Nvidia HGX-2 utilises Nvidia's GPU technology in a bid to propel the company into AI and HPC

Nvidia has unveiled Nvidia HGX-2, the first "unified computing platform" for high performance computing (HPC) and artificial intelligence, based on its GPU technology.

The cloud server platform was unveiled at the company's GTC conference in Taiwan on Tuesday.

The platform is said to boast multi-precision computing capabilities, providing unique flexibility to support the future of computing.

Using FP64 and FP32 for scientific computing and simulations, it allows high-precision calculations while also enabling FP16 and Int8 for AI training and inference, Nvidia said, adding that this will help meet the requirements of the growing number of applications that combine HPC with AI.

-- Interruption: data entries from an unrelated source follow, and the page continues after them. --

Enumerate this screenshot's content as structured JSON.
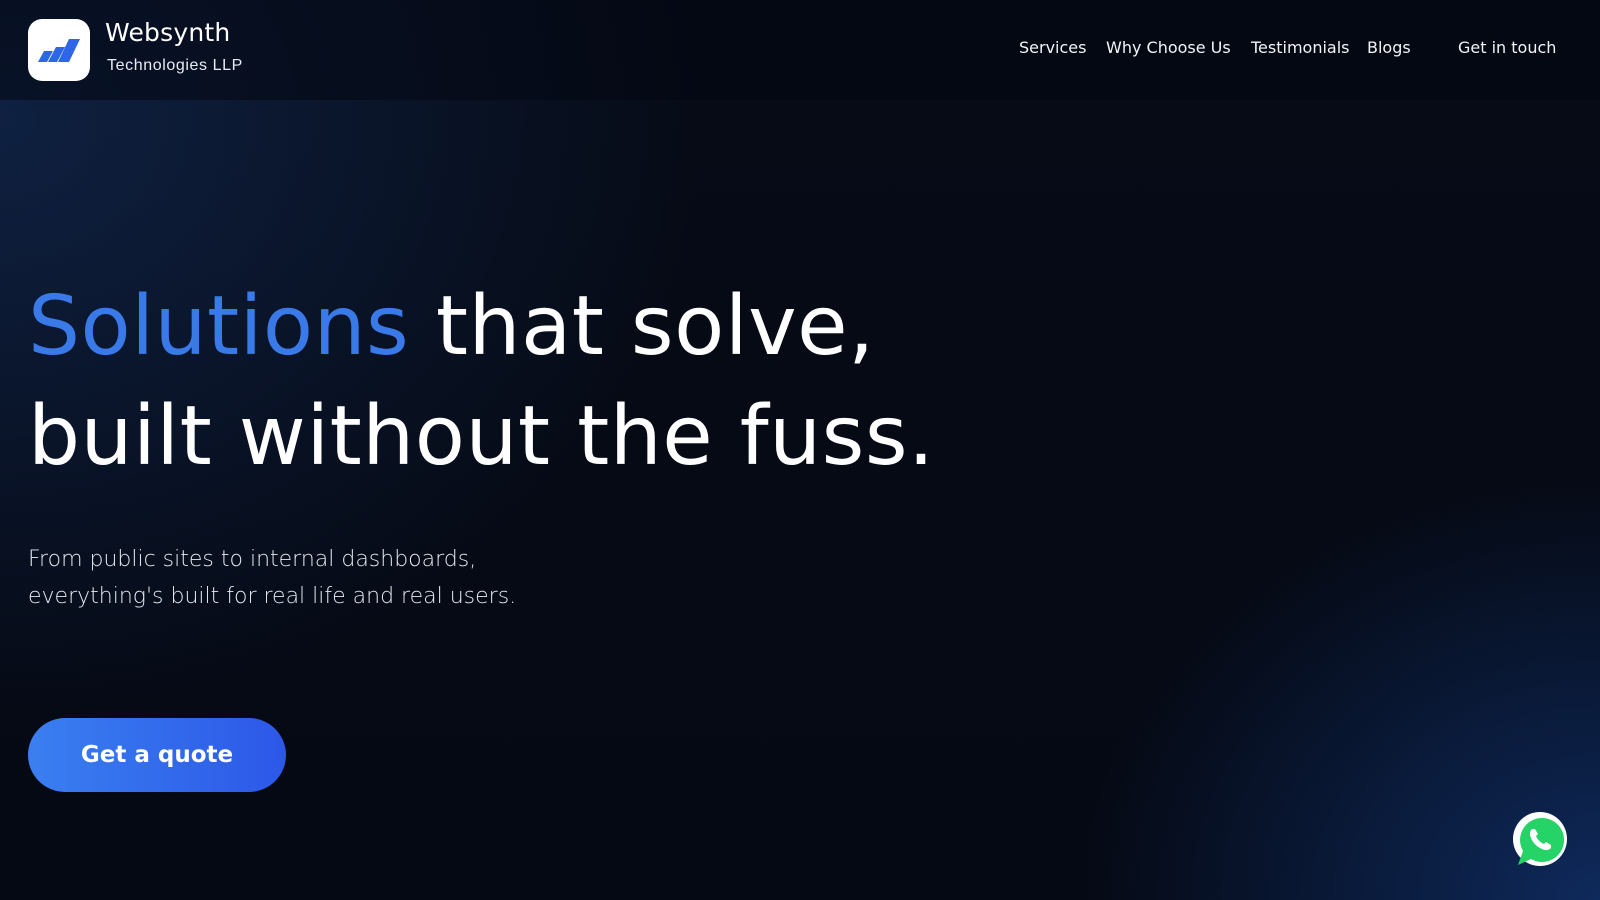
{
  "brand": {
    "name": "Websynth",
    "subtitle": "Technologies LLP",
    "logo_icon": "websynth-logo-icon"
  },
  "nav": {
    "items": [
      "Services",
      "Why Choose Us",
      "Testimonials",
      "Blogs"
    ],
    "cta": "Get in touch"
  },
  "hero": {
    "title_accent": "Solutions",
    "title_rest_line1": " that solve,",
    "title_line2": "built without the fuss.",
    "subtitle_line1": "From public sites to internal dashboards,",
    "subtitle_line2": "everything's built for real life and real users.",
    "button_label": "Get a quote"
  },
  "floating": {
    "whatsapp_icon": "whatsapp-icon"
  },
  "colors": {
    "background": "#050914",
    "accent": "#3a7ae8",
    "button_gradient_start": "#3a7ff0",
    "button_gradient_end": "#2c58e8",
    "whatsapp_green": "#25d366"
  }
}
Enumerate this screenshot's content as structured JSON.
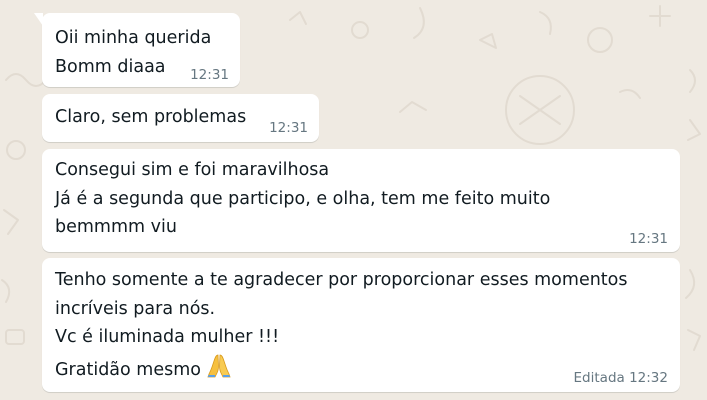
{
  "chat": {
    "messages": [
      {
        "lines": "Oii minha querida\nBomm diaaa",
        "time": "12:31"
      },
      {
        "lines": "Claro, sem problemas",
        "time": "12:31"
      },
      {
        "lines": "Consegui sim e foi maravilhosa\nJá é a segunda que participo, e olha, tem me feito muito\nbemmmm viu",
        "time": "12:31"
      },
      {
        "lines": "Tenho somente a te agradecer por proporcionar esses momentos\nincríveis para nós.\nVc é iluminada mulher !!!\nGratidão  mesmo",
        "time": "Editada 12:32",
        "emoji": "folded-hands-icon"
      }
    ]
  },
  "colors": {
    "background": "#efeae2",
    "bubble": "#ffffff",
    "text": "#111b21",
    "meta": "#667781"
  }
}
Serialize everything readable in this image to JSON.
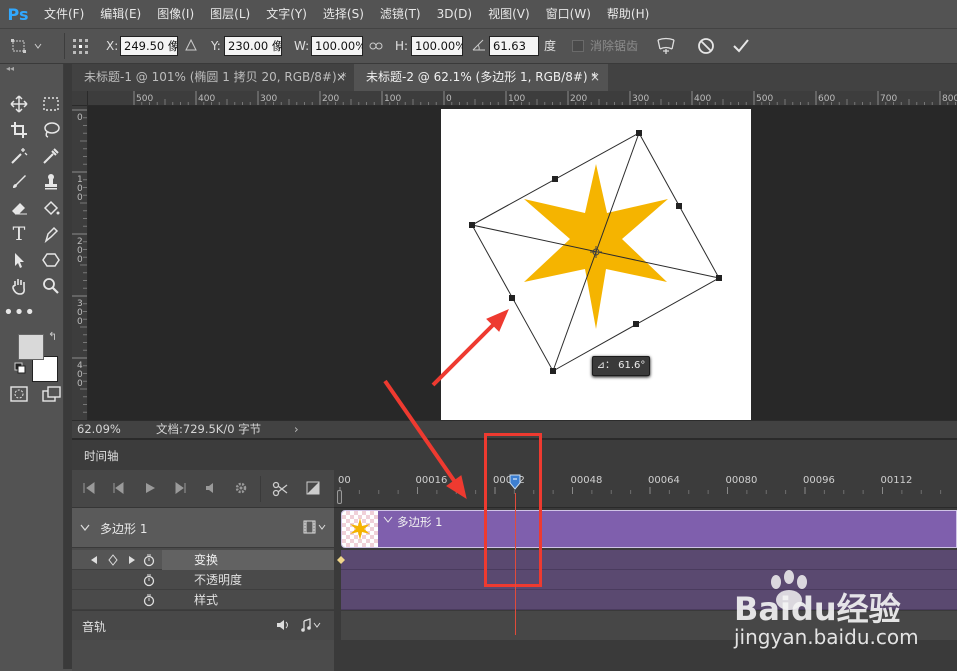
{
  "app": {
    "logo": "Ps"
  },
  "menu": [
    "文件(F)",
    "编辑(E)",
    "图像(I)",
    "图层(L)",
    "文字(Y)",
    "选择(S)",
    "滤镜(T)",
    "3D(D)",
    "视图(V)",
    "窗口(W)",
    "帮助(H)"
  ],
  "options": {
    "x_label": "X:",
    "x_value": "249.50 像素",
    "y_label": "Y:",
    "y_value": "230.00 像素",
    "w_label": "W:",
    "w_value": "100.00%",
    "h_label": "H:",
    "h_value": "100.00%",
    "angle_value": "61.63",
    "angle_unit": "度",
    "antialias_label": "消除锯齿"
  },
  "tabs": [
    {
      "label": "未标题-1 @ 101% (椭圆 1 拷贝 20, RGB/8#) *",
      "active": false
    },
    {
      "label": "未标题-2 @ 62.1% (多边形 1, RGB/8#) *",
      "active": true
    }
  ],
  "ruler_top": [
    "500",
    "400",
    "300",
    "200",
    "100",
    "0",
    "100",
    "200",
    "300",
    "400",
    "500",
    "600",
    "700",
    "800"
  ],
  "ruler_left": [
    "0",
    "1\n0\n0",
    "2\n0\n0",
    "3\n0\n0",
    "4\n0\n0"
  ],
  "canvas": {
    "angle_tooltip": "⊿： 61.6°",
    "star_color": "#f5b400"
  },
  "status": {
    "zoom": "62.09%",
    "doc_info": "文档:729.5K/0 字节"
  },
  "timeline": {
    "panel_title": "时间轴",
    "ruler_labels": [
      "00",
      "00016",
      "00032",
      "00048",
      "00064",
      "00080",
      "00096",
      "00112"
    ],
    "layer_name": "多边形 1",
    "clip_label": "多边形 1",
    "props": [
      "变换",
      "不透明度",
      "样式"
    ],
    "audio_label": "音轨"
  },
  "annotation_color": "#ee3a30",
  "watermark": {
    "brand": "Baidu经验",
    "url": "jingyan.baidu.com"
  }
}
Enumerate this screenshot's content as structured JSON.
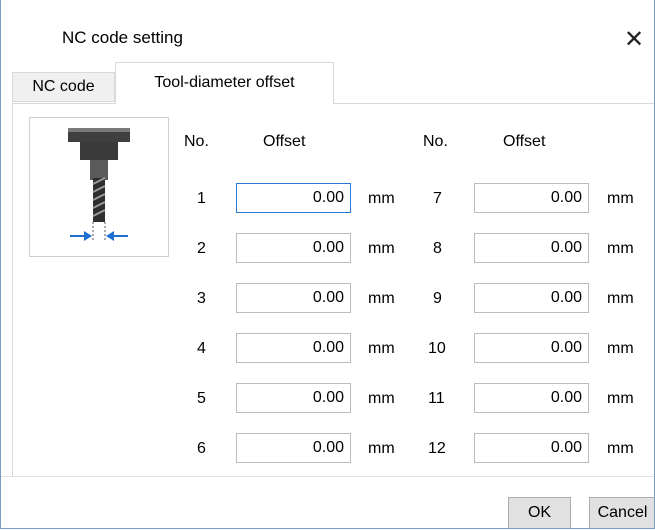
{
  "window": {
    "title": "NC code setting"
  },
  "tabs": [
    {
      "label": "NC code",
      "active": false
    },
    {
      "label": "Tool-diameter offset",
      "active": true
    }
  ],
  "headers": {
    "no": "No.",
    "offset": "Offset"
  },
  "rows": [
    {
      "no": "1",
      "value": "0.00",
      "unit": "mm"
    },
    {
      "no": "2",
      "value": "0.00",
      "unit": "mm"
    },
    {
      "no": "3",
      "value": "0.00",
      "unit": "mm"
    },
    {
      "no": "4",
      "value": "0.00",
      "unit": "mm"
    },
    {
      "no": "5",
      "value": "0.00",
      "unit": "mm"
    },
    {
      "no": "6",
      "value": "0.00",
      "unit": "mm"
    },
    {
      "no": "7",
      "value": "0.00",
      "unit": "mm"
    },
    {
      "no": "8",
      "value": "0.00",
      "unit": "mm"
    },
    {
      "no": "9",
      "value": "0.00",
      "unit": "mm"
    },
    {
      "no": "10",
      "value": "0.00",
      "unit": "mm"
    },
    {
      "no": "11",
      "value": "0.00",
      "unit": "mm"
    },
    {
      "no": "12",
      "value": "0.00",
      "unit": "mm"
    }
  ],
  "buttons": {
    "ok": "OK",
    "cancel": "Cancel"
  },
  "icons": {
    "close": "close-icon",
    "diagram": "tool-diameter-diagram-icon"
  },
  "colors": {
    "focus_border": "#2a7ad5",
    "arrow": "#1f6fd1"
  }
}
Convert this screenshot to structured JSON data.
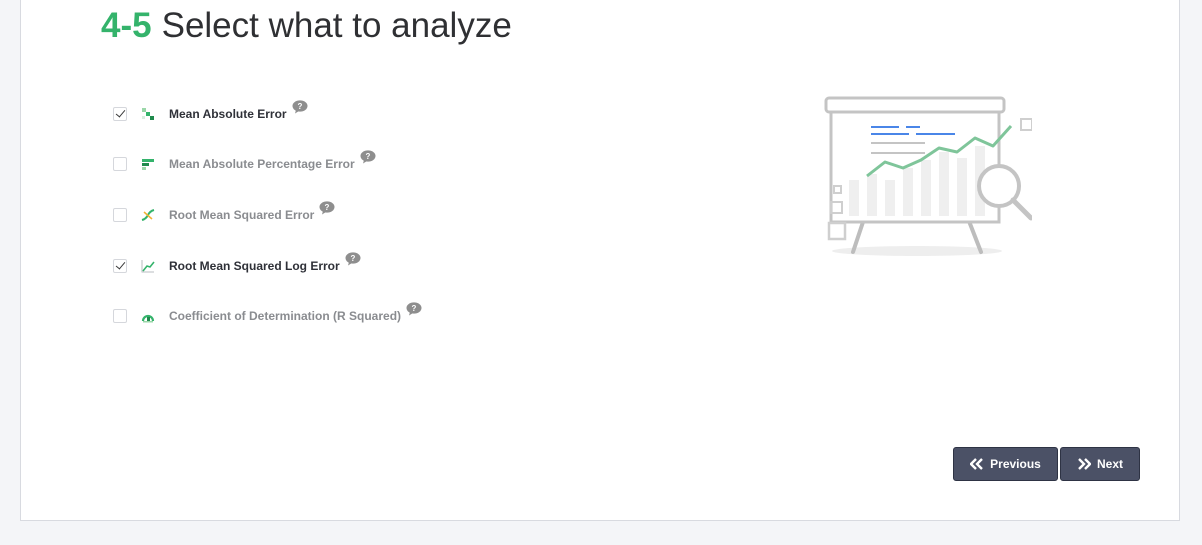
{
  "page": {
    "step": "4-5",
    "title": "Select what to analyze"
  },
  "metrics": [
    {
      "label": "Mean Absolute Error",
      "checked": true,
      "icon": "mae-icon"
    },
    {
      "label": "Mean Absolute Percentage Error",
      "checked": false,
      "icon": "mape-icon"
    },
    {
      "label": "Root Mean Squared Error",
      "checked": false,
      "icon": "rmse-icon"
    },
    {
      "label": "Root Mean Squared Log Error",
      "checked": true,
      "icon": "rmsle-icon"
    },
    {
      "label": "Coefficient of Determination (R Squared)",
      "checked": false,
      "icon": "r-squared-icon"
    }
  ],
  "help_icon": "question-bubble-icon",
  "illustration_icon": "presentation-board-analysis-icon",
  "buttons": {
    "previous": "Previous",
    "next": "Next"
  },
  "colors": {
    "accent_green": "#34b36b",
    "button_bg": "#4b5166",
    "page_bg": "#f4f5f8"
  }
}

"The world of computing has changed," said Jensen Huang, founder and CEO of Nvidia. "CPU scaling has slowed at a time when computing demand is skyrocketing. NVIDIA's HGX-2 with Tensor Core GPUs gives the industry a powerful, versatile computing platform that fuses HPC and AI to solve the world's grand challenges."

Huang added that HGX-2-serves as a "building block" for manufacturers to create some of the most advanced systems for HPC and AI, achieving a record AI training speeds of 15,500 images per second on the ResNet-50 training benchmark, and replacing up to 300 CPU-only servers.

It incorporates such features as Nvidia's NVSwitch interconnect fabric tech, which links 16 Tesla V100 Tensor Core GPUs to work as a single, giant GPU delivering two petaflops of AI performance.

To coincide with the announcement, a number of leading computer makers shared plans to bring to market systems based on Nvidia's new HGX-2 platform. These include Lenovo, QCT, Supermicro and Wiwynn. They announced they'll be bringing their own HGX-2-based systems to market later this year.

Alognside these, there'll be four original design manufacturers comprising Foxconn, Inventec, Quanta and Wistron designing HGX-2-based systems, also expected later this year, for use in some of the world's largest cloud datacenters

HGX-2 comes a year after the launch of the original NVIDIA HGX-1, unveiled at Computex last year.